Australian government industry minister, Gary Gray, commented on the losses, saying that they are disappointing but that the government remains solidly behind the motor industry in the country. Gray went on to say that his "thoughts are with affected workers and their families at this difficult time." Mr Gray added that Holden was committed to helping affected workers find new jobs and that all financial entitlements would be honoured. The Australian government is also helping workers via a range of measures applicable via the Automotive Industry Structural Adjustment Program.

In a statement, Mr Gray said: "The Gillard government remains committed to the Australian automotive sector and the manufacturing sector more broadly. We will work with the industry to ensure it is sustainable in a period where the Australian dollar is very strong, for example trading at parity or higher with the US dollar." The strength of the Australian dollar was cited by Holden as a primary reason for the decision to cut its workforce but there have also been other difficult market conditions and the company has seen a decrease in demand for its Australian-built 'Cruze' small car.

Industry minister Gray seemed to remain bullish about the future of Holden, saying that the job losses were part of a wider strategy to make it more competitive and ensure car production remained in Australia.
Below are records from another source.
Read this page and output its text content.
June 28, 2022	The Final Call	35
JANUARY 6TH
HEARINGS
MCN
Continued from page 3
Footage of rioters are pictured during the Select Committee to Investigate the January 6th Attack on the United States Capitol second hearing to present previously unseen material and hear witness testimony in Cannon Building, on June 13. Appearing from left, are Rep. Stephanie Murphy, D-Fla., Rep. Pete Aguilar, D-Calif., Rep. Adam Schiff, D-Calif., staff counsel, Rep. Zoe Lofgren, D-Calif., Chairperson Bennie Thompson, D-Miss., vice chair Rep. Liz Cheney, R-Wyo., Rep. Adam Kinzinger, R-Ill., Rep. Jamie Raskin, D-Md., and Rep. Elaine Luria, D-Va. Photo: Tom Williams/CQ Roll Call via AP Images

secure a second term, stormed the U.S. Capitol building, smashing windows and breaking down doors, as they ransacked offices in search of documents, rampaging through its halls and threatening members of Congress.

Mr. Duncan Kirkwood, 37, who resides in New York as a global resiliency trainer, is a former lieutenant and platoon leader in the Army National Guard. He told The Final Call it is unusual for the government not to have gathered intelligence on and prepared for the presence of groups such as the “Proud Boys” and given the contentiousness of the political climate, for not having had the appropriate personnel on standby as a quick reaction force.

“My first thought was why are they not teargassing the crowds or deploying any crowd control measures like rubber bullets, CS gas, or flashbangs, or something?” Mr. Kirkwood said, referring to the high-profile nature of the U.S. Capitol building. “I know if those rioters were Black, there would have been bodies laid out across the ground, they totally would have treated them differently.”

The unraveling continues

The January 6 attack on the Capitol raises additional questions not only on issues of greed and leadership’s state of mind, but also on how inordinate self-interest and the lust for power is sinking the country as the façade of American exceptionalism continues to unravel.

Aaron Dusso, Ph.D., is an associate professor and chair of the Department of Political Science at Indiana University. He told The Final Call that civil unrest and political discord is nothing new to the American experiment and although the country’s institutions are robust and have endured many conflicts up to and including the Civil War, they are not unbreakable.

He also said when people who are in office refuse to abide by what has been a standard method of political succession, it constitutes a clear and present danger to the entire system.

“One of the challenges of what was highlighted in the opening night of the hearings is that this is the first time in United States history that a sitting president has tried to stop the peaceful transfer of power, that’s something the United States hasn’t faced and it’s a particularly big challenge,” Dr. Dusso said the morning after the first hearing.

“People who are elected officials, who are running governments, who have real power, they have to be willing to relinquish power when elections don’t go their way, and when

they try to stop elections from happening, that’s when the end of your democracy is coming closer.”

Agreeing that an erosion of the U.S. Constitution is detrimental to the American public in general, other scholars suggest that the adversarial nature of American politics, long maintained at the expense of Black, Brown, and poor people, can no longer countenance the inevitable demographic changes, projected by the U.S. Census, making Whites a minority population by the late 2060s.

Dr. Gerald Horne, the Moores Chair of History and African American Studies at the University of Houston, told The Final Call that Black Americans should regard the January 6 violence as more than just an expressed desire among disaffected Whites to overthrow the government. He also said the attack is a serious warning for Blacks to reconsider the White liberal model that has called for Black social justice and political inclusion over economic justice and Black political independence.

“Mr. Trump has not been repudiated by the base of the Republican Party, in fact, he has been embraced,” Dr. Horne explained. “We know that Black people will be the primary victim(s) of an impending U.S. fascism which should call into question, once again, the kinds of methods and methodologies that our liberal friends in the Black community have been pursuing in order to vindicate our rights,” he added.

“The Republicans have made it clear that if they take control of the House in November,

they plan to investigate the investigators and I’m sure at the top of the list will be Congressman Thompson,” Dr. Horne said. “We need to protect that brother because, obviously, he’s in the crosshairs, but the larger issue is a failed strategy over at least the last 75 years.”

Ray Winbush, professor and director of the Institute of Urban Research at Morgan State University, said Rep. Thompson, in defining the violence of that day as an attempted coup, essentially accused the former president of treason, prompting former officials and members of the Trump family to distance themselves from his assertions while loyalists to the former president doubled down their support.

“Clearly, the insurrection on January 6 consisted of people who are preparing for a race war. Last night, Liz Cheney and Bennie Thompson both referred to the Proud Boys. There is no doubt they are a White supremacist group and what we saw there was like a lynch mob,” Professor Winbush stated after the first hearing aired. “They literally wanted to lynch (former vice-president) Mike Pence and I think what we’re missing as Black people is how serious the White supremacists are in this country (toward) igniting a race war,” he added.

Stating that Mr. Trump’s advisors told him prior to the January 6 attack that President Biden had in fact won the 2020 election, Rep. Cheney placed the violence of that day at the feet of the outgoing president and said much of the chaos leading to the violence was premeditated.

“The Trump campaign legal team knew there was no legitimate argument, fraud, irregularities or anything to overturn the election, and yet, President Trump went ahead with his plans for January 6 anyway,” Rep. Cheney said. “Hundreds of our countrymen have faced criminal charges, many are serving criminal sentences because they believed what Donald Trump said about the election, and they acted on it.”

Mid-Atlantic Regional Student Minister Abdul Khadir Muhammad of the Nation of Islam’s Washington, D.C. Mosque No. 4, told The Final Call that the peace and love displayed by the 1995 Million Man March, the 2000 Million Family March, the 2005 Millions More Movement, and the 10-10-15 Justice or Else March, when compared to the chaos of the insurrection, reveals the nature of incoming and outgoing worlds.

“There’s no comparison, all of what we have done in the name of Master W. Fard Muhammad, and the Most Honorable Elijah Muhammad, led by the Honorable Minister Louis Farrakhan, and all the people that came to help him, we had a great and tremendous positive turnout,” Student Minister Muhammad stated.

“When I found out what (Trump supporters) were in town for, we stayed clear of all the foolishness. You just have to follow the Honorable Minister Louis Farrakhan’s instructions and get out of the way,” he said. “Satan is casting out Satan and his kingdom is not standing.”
He added: "The automotive manufacturing industry is an integral part of the Australian economy, paying the wages for around 250,000 Australians employed either directly in the sector, or indirectly in related manufacturing and service industries. Our commitment to the sector is why we are investing $5.4 billion to 2020 under our New Car Plan. This will help fund investment and innovation by the car industry and it creates the policy certainty needed to support long-term investment."